Puis, la commission a adopté l'article L.89-4 ainsi modifié.

La commission a ensuite adopté, sans modification, les articles L.89-4 bis (nouveau), L.89-4 ter (nouveau), L.89-4 quater (nouveau) et L.89-5 du code du domaine de l'État, respectivement relatifs à la délimitation des terrains cédés, à la cession des terrains supportant des édifices religieux et à la cession des terrains supportant des locaux appartenant à des associations et à des syndicats.

Puis elle a adopté un article additionnel avant l'article L.89-5 bis du code du domaine de l'État, tendant à soumettre à l'imposition sur les plus-values les produits de cessions et prévoyant que l'exonération applicable aux plus-values issues de la vente des résidences principales ne serait pas applicable.

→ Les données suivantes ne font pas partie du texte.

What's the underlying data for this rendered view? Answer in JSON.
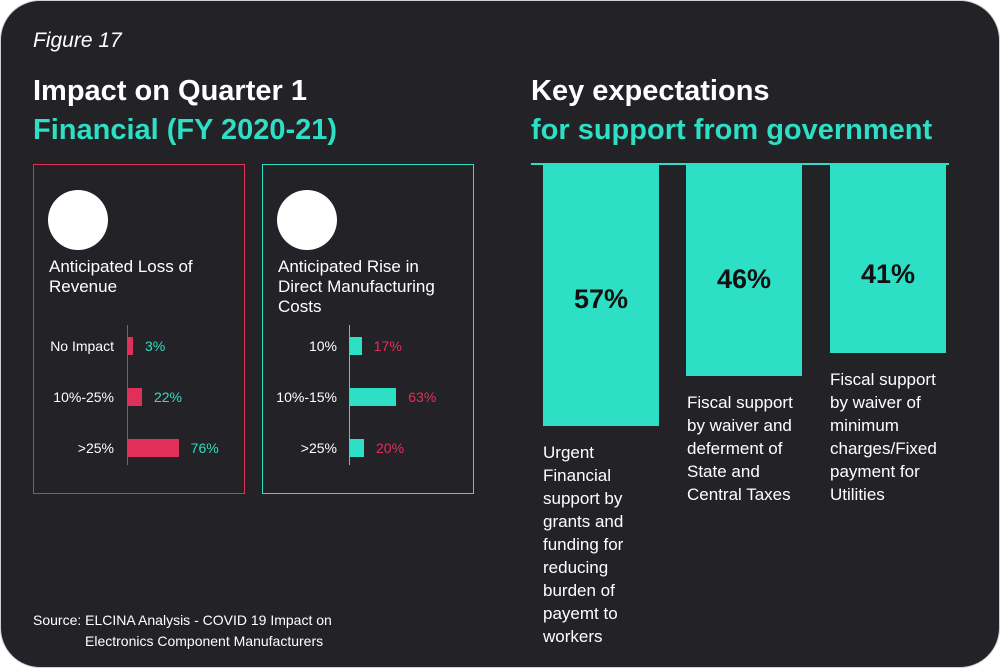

La commission a rétabli, dans la rédaction issue des travaux du Sénat, l'article L.89-5 bis du code du domaine de l'État relatif au droit de préemption des terrains revendus.

La commission a adopté, à l'article L.89-5 ter nouveau du code du domaine de l'État, relatif à l'expulsion des occupants des espaces naturels, un amendement de portée rédactionnelle.

Puis, elle a adopté l'article L.89-5 ter (nouveau) ainsi modifié.

La commission a adopté l'article L.89-6 du code du domaine de l'État, relatif à la publication d'un décret d'application sans modification.

Puis, la commission a adopté, sans modification, l'article L.88-1 du code du domaine de l'État relatif à la remise, à titre gratuit, des espaces naturels au conservatoire du littoral dans les départements de la Guyane et de la Réunion.

Elle a également adopté sans modification l'article premier bis (nouveau) tendant à insérer un article L.171-2 dans code forestier, posant le principe de l'imprescriptibilité des forêts et terrains à boiser dans les départements de la Guadeloupe et de la Martinique, avant d'adopter l'ensemble de l'article premier.

Puis, elle a adopté l'article premier ainsi modifié.

À l'article 2 , la commission a adopté un amendement relatif à l'octroi une aide de l'État pour les cessions effectuées en application de l'article L.89-4 du code du domaine de l'État et l'article ainsi modifié.

La commission a adopté, sans modification, l'article 3 relatif à la création d'une agence pour la mise en valeur de la zone dite des cinquante pas géométriques dans chacun des départements de Guadeloupe et de la Martinique et l'article 4 relatif aux compétences de ces agences.

À l'article 5 , relatif à la composition du conseil d'administration des agences précitées, la commission a adopté un amendement tendant à ce que des représentants élus des régions, des départements, des communes et de la commune concernée fassent partie du conseil d'administration. Puis, elle a adoptée l'article 5 ainsi modifié.

La commission a adopté à l'article 6 un amendement tendant à préciser l'origine des subventions versées à l'agence. Puis elle a adopté l'article 6 ainsi modifié.

Aux articles 7 et 8 relatifs à l'institution d'une taxe pour le financement des agences précitées, dans chacun des départements de la Guadeloupe et de la Martinique, la commission a adopté un amendement qui supprime l'obligation de consulter la commune, le département et la région sur le montant de la taxe. Le rapporteur a indiqué que cette consultation était inutile, dans la mesure où ces collectivités participeraient au conseil d'administration des agences. Puis elle a adopté les articles 7 et 8 ainsi modifiés.

La commission a ensuite adopté, sans modification, l'article 9 qui insère plusieurs dispositions relatives au droit de l'urbanisme à l'article L.156-3 du code de l'urbanisme, ainsi que l'article 9 bis a (nouveau), 9 bis b (nouveau) dont l'objet est analogue.

À l'article 10 , relatif à la publication d'un décret en Conseil d'État, la commission a adopté un amendement tendant à supprimer l'obligation de déposer un rapport et l'article ainsi modifié.

Enfin la commission a approuvé l'ensemble du projet de loi ainsi modifié.